Je les sens

(6mn)
3 personnages : Jules, Claudine et Jean.

Claudine et Jean font une partie d’échecs. Jules lit négligemment une revue, tout en suivant la partie de loin.

Jules – Vous avez lu cette magouille ? Nos grands chefs étoilés… ils seraient tous francs-maçons.

Claudine – Ah ! Ils sont partout.

Jean – Ben, c’est connu ! D’ailleurs ils ne s’en cachent pas, les Robuchon, Bocuse, Fréchon… et Raymond Oliver, celui qui faisait la bouffe à la télé avec Catherine Langeais… (vous êtes trop jeunes pour les avoir connus.) Et puis il y a Joséphine Baker.

Jules – elle en était ?

Jean– C’est ce qu’on dit.

Claudine – Mais quel rapport avec la bouffe, Joséphine Baker ?

Jean – son mari ! il a tenu un restaurant en Argentine. Il s’appelait Jo… Bouillon ! (Rires)

Mais tu parlais, Jules, de… magouille.

Jules – Oui !… Tu peux me dire qui c’est qui distribue les étoiles dans le Michelin ? hein ? … les Francs-macs !

Claudine – Ils sont partout, je vous dis. Ils infiltrent même la police.

Jean – Heu… Ce ne sont pas plutôt les RG qui les infiltrent ?

Jules – Tant mieux si on les surveille. La Franc-maçonnerie : un État dans l’État !

Claudine – En tous cas ils cachent bien leur jeu ! Tenez, à l’A.F.I.G. !

Jean – La Figue ?

Claudine : – non l’A.F.I.G., l’Association Française des Intolérants… au Gluten, mon assoce, eh ben, y’en a plein

Jean : (amusé) Comment tu le sais ?

Claudine – Comment je le sais ? Je les sens ! S’il y en a un, je le repère. Je les sens, je te dis !

Jean :  mais quel intérêt ont-ils à être dans l’Association Française des intolérants……au gluten ?

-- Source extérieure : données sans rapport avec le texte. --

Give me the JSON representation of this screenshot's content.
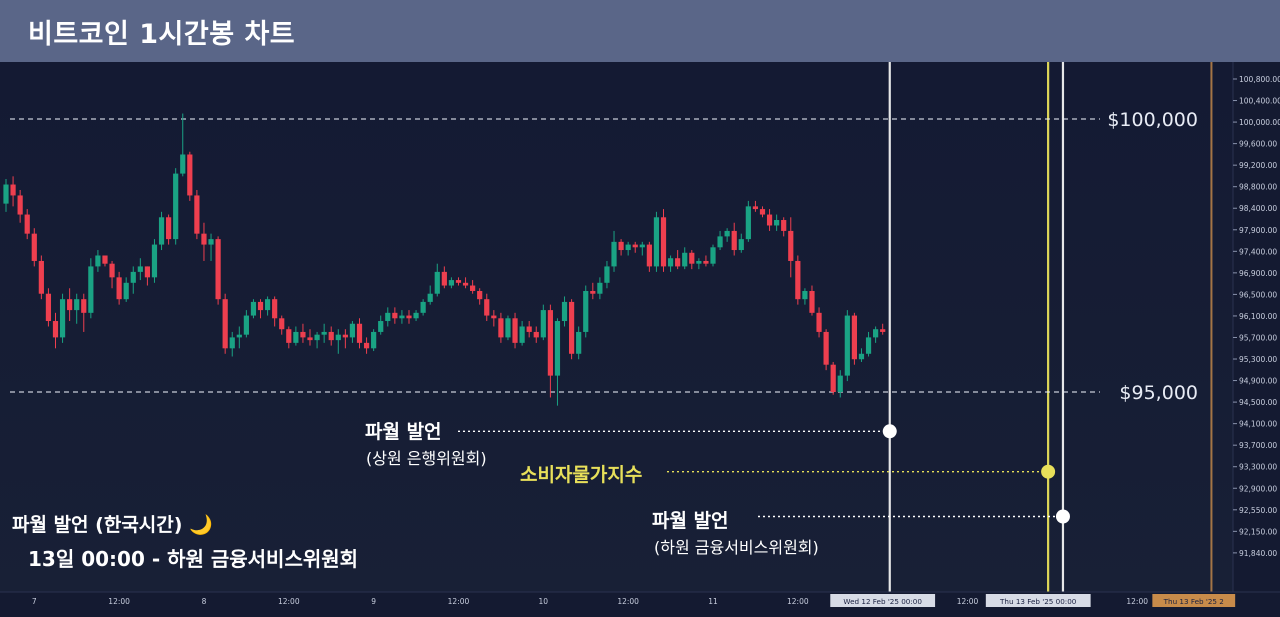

Jules –C’est vrai ça…. Y’a pas de fric dans ton assoce et ce n’est pas d’elle que va sortir un grand chef étoilé !

Claudine – C’est justement ça qui m’intrigue ! Qu’est-ce que des professionnels de l’entrisme font dans mon assoce ? ils n’ont rien à y gagner

Jean –(sarcastique) Un régime de faveur, peut-être, ou alors de la considération …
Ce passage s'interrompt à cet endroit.